Depuis quelques années, la sédentarité est devenue un sujet de préoccupation majeur pour les professionnels de la santé. Selon Ouest France à la une, rester longtemps assis peut altérer la santé, même si l'on est sportif. En effet, une personne peut être considérée comme active mais être sédentaire si elle reste assise plus de sept heures par jour.

Ce qu'il faut retenir

  • La sédentarité est un risque pour la santé, même pour les personnes actives.
  • Passer plus de 7 heures par jour en position assise peut augmenter le risque de maladies chroniques.
  • La sédentarité peut également avoir des effets délétères sur les capacités psychocognitives.

Les risques de la sédentarité

Les risques de la sédentarité sont nombreux. Selon le professeur François Carré, cardiologue et président du collectif « Pour une France en forme », « La chaise tue silencieusement et nous ment, car elle ne nous repose pas. » En effet, notre organisme n’a quasiment pas évolué depuis l’époque de nos ancêtres chasseurs-cueilleurs. Il est adapté pour bouger régulièrement et souffre lorsque nous ne l’activons pas.

Les autorités de santé considèrent que passer plus de 8 heures en position assise ou allongée dans la journée relève d’un comportement sédentaire et devient potentiellement délétère pour la santé. En revanche, limiter la sédentarité à quatre heures ou moins par jour permet de réduire de 32 % le risque de mortalité par maladie cardiovasculaire.

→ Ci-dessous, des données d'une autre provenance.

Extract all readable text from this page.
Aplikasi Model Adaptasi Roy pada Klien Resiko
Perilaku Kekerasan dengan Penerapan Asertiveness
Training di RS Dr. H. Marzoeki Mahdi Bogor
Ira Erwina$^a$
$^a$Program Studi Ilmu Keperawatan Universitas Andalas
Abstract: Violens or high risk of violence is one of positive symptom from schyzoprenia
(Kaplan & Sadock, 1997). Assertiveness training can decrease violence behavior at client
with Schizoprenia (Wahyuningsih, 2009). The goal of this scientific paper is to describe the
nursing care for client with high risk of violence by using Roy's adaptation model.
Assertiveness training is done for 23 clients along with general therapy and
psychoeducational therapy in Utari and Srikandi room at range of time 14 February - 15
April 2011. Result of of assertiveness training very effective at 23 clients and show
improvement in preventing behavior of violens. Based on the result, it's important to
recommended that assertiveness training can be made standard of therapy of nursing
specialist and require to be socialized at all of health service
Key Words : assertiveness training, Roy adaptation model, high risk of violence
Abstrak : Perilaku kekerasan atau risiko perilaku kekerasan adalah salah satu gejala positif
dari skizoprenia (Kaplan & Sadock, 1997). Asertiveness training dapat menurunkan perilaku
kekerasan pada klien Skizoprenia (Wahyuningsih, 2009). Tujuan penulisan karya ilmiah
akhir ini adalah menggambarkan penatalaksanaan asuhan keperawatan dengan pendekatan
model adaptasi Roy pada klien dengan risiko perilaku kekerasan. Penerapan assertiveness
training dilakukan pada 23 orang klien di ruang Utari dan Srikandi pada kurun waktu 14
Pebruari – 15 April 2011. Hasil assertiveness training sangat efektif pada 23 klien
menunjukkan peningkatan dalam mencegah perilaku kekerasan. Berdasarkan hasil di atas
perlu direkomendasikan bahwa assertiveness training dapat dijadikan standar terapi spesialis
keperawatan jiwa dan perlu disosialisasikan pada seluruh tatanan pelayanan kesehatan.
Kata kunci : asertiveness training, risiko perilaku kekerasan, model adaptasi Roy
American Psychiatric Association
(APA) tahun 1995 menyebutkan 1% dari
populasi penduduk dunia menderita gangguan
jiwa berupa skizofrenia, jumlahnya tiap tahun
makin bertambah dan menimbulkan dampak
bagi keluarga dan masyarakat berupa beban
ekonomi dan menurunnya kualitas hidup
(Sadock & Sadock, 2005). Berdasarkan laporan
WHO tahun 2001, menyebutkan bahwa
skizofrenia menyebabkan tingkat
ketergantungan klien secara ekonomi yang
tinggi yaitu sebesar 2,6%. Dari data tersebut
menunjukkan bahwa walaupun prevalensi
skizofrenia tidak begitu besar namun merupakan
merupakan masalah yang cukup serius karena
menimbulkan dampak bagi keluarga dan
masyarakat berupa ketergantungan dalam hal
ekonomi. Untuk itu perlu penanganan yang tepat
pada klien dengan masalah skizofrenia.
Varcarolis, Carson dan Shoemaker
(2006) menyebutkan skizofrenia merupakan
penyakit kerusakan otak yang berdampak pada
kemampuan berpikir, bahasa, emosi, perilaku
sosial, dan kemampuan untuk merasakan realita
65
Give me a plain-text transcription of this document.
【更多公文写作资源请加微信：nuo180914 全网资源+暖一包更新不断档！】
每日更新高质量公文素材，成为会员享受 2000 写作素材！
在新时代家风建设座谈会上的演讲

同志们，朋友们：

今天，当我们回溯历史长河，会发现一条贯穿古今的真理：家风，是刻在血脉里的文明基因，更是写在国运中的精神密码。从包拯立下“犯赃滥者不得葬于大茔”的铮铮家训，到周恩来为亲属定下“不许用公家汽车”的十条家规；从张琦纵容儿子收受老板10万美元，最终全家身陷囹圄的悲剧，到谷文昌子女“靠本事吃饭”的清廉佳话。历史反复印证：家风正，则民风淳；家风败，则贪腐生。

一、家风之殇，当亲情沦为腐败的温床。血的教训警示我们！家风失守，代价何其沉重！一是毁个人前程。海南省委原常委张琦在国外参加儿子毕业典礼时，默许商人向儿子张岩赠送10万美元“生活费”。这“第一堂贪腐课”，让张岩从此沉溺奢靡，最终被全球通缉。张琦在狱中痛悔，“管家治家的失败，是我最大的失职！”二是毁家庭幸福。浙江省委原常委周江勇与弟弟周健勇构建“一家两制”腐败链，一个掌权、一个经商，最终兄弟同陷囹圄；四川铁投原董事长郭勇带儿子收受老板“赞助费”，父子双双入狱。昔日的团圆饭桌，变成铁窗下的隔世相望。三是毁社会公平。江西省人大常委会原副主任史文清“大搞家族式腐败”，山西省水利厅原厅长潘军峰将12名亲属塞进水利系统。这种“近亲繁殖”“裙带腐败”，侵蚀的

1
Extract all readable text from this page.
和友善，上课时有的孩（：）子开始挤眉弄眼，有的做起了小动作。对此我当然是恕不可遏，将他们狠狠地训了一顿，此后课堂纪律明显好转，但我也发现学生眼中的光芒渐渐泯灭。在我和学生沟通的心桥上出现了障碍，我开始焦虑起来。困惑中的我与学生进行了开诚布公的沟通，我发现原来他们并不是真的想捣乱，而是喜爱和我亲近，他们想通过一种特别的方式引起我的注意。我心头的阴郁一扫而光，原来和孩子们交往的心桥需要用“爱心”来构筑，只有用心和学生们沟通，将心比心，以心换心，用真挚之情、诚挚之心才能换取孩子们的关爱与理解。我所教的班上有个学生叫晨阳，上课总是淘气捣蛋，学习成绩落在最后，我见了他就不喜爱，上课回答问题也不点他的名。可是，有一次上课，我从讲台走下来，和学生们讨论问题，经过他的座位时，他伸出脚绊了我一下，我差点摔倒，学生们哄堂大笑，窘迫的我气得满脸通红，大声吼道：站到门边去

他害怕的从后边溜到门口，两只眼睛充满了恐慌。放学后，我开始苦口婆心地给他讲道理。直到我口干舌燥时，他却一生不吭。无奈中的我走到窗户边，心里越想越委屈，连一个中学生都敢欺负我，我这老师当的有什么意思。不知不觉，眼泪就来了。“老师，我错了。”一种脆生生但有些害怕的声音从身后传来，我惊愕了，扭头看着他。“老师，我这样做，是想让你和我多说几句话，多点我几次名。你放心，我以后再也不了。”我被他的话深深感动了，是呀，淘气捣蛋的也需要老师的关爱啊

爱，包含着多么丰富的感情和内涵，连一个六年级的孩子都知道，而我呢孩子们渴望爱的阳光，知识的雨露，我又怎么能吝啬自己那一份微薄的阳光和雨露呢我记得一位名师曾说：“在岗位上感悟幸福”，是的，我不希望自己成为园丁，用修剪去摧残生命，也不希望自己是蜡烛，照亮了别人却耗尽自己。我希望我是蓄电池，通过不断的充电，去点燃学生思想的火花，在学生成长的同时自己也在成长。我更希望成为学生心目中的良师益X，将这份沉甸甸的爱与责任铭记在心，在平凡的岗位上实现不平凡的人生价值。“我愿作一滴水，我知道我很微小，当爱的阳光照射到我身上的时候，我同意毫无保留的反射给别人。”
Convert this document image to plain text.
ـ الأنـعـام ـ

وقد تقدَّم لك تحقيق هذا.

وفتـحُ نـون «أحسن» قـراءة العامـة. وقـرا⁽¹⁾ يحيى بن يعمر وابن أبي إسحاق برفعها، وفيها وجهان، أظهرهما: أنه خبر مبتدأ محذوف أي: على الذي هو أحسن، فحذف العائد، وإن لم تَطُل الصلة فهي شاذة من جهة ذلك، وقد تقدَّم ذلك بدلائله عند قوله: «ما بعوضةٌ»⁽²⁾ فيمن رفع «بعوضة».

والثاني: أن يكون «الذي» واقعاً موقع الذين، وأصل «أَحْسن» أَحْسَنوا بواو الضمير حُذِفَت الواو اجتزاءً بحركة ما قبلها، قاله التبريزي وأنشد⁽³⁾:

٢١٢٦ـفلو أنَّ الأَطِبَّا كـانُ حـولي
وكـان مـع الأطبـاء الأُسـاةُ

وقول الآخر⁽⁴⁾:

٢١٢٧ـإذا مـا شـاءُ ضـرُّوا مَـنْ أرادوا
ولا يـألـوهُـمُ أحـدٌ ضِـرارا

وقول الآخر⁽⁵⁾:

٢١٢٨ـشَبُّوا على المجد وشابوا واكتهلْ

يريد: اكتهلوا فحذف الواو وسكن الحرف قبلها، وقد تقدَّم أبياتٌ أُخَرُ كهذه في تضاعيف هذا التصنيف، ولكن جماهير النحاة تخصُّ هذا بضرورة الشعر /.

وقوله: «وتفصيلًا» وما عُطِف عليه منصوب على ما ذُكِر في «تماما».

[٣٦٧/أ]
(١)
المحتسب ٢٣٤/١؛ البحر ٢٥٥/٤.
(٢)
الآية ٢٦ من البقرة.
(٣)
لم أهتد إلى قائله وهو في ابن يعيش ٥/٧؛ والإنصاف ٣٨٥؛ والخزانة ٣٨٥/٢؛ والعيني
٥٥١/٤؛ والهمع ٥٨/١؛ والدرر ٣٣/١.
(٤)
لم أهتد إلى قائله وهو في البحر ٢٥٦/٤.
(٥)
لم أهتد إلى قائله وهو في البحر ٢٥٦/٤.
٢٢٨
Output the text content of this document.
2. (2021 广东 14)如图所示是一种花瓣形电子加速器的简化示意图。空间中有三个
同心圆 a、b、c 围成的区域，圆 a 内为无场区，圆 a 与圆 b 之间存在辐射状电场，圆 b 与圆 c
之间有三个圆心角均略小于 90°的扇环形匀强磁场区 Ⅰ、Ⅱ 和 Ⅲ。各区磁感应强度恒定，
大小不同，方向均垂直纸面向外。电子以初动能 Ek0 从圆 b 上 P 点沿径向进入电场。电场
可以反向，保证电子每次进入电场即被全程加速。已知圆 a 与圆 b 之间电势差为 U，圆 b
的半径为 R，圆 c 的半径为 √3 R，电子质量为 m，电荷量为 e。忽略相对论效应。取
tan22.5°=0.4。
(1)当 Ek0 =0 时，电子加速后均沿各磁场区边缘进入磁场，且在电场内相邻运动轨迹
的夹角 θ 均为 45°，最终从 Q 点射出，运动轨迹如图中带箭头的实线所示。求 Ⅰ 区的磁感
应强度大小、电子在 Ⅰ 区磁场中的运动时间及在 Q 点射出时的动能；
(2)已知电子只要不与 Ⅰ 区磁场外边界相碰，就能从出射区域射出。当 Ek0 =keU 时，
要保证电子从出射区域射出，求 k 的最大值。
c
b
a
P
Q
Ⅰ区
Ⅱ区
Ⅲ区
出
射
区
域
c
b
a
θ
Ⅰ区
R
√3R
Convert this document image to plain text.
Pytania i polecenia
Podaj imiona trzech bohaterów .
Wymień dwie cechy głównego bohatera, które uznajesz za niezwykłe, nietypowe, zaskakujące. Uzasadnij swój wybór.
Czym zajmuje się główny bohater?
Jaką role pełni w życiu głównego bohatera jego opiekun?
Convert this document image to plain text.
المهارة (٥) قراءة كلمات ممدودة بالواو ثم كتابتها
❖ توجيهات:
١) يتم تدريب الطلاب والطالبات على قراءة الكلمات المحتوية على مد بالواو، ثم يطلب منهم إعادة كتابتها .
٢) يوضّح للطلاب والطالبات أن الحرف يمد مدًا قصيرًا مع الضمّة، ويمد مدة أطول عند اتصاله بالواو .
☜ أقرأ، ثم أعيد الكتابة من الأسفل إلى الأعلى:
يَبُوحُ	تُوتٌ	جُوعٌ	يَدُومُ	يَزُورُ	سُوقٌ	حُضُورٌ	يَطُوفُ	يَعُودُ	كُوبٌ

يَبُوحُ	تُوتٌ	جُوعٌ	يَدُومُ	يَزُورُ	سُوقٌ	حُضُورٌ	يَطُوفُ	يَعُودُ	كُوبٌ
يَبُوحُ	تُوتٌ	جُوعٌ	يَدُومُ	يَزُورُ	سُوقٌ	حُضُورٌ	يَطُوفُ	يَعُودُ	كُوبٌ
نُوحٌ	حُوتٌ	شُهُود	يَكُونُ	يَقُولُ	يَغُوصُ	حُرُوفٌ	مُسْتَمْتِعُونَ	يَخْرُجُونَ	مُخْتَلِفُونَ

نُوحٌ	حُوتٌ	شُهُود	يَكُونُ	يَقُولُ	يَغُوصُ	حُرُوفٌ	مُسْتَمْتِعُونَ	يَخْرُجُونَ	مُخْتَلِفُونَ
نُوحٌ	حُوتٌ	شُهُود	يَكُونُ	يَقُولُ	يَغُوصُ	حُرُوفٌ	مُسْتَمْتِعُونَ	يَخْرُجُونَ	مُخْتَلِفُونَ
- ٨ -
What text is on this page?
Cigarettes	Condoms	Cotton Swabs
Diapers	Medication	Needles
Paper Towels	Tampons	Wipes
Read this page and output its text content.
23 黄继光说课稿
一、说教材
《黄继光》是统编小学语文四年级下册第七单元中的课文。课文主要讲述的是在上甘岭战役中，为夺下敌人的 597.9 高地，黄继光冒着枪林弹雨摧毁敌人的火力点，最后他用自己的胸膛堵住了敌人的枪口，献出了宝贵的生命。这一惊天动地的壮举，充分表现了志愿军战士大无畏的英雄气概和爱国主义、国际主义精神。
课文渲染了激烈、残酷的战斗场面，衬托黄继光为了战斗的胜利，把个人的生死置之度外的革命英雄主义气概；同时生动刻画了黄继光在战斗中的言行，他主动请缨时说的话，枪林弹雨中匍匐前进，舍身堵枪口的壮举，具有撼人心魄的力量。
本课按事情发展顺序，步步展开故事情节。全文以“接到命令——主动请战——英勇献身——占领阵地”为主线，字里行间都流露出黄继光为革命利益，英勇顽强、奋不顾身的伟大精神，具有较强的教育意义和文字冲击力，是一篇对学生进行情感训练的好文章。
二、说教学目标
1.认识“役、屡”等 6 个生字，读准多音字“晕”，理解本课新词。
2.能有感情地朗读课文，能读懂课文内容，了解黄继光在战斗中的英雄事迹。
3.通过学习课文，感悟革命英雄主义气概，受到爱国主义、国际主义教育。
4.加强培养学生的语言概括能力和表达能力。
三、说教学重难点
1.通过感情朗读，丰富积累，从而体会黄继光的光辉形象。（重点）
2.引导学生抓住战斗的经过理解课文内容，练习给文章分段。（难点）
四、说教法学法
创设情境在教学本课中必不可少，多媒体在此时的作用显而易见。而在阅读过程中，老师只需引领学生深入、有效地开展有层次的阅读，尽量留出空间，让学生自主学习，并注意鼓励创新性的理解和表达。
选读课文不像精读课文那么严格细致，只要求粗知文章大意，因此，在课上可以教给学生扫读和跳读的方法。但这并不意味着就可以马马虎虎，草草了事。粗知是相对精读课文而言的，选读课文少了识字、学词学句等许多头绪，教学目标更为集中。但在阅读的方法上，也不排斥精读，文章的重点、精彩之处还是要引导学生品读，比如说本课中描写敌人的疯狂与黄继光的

Les conséquences de la sédentarité

Les conséquences de la sédentarité sont multiples. Elle peut entraîner une augmentation de la glycémie et des troubles musculosquelettiques, avec comme conséquences sur le long terme un risque plus prononcé de développer des maladies chroniques telles que le diabète de type 2, les cancers, les accidents vasculaires cérébraux, les maux de dos, etc.

La sédentarité peut également avoir des effets délétères sur les capacités psychocognitives, avec un risque accru d’anxiété et de dépression. La santé mentale a été désignée « Grande Cause nationale » par le gouvernement, pour la deuxième année consécutive, et lutter contre la sédentarité peut jouer un rôle prépondérant dans cette lutte.

Les solutions pour lutter contre la sédentarité

Il existe des solutions pour lutter contre la sédentarité. L’Observatoire national de l’activité physique et de la sédentarité (Onaps) fournit des recommandations et des propositions simples pour rompre les comportements sédentaires. Par exemple, il est possible de bouger 1 à 3 minutes toutes les 30 et 60 minutes, de limiter les longues périodes assises, notamment pour le travail, ou d’utiliser des stations de travail « actives ».

Il est également important de limiter les temps d’écran, notamment chez les jeunes et les moins jeunes, pour réduire les comportements sédentaires. La sédentarité n’est pas une fatalité, et il existe des méthodes simples et efficaces pour rompre les mauvaises habitudes.

Et maintenant ?

Avec la prise de conscience des risques de la sédentarité, il est important de prendre des mesures pour lutter contre ce phénomène. Les professionnels de la santé et les gouvernements doivent travailler ensemble pour sensibiliser la population aux risques de la sédentarité et promouvoir des solutions pour y remédier.

Il est également important de trouver des solutions adaptées à chaque public pour réduire le taux de sédentarité. Les étudiants, par exemple, peuvent bénéficier de programmes de promotion de l’activité physique et de réduction de la sédentarité dans les universités.

En conclusion, la sédentarité est un risque majeur pour la santé, même pour les personnes actives. Il est important de prendre des mesures pour lutter contre ce phénomène et promouvoir des solutions pour y remédier.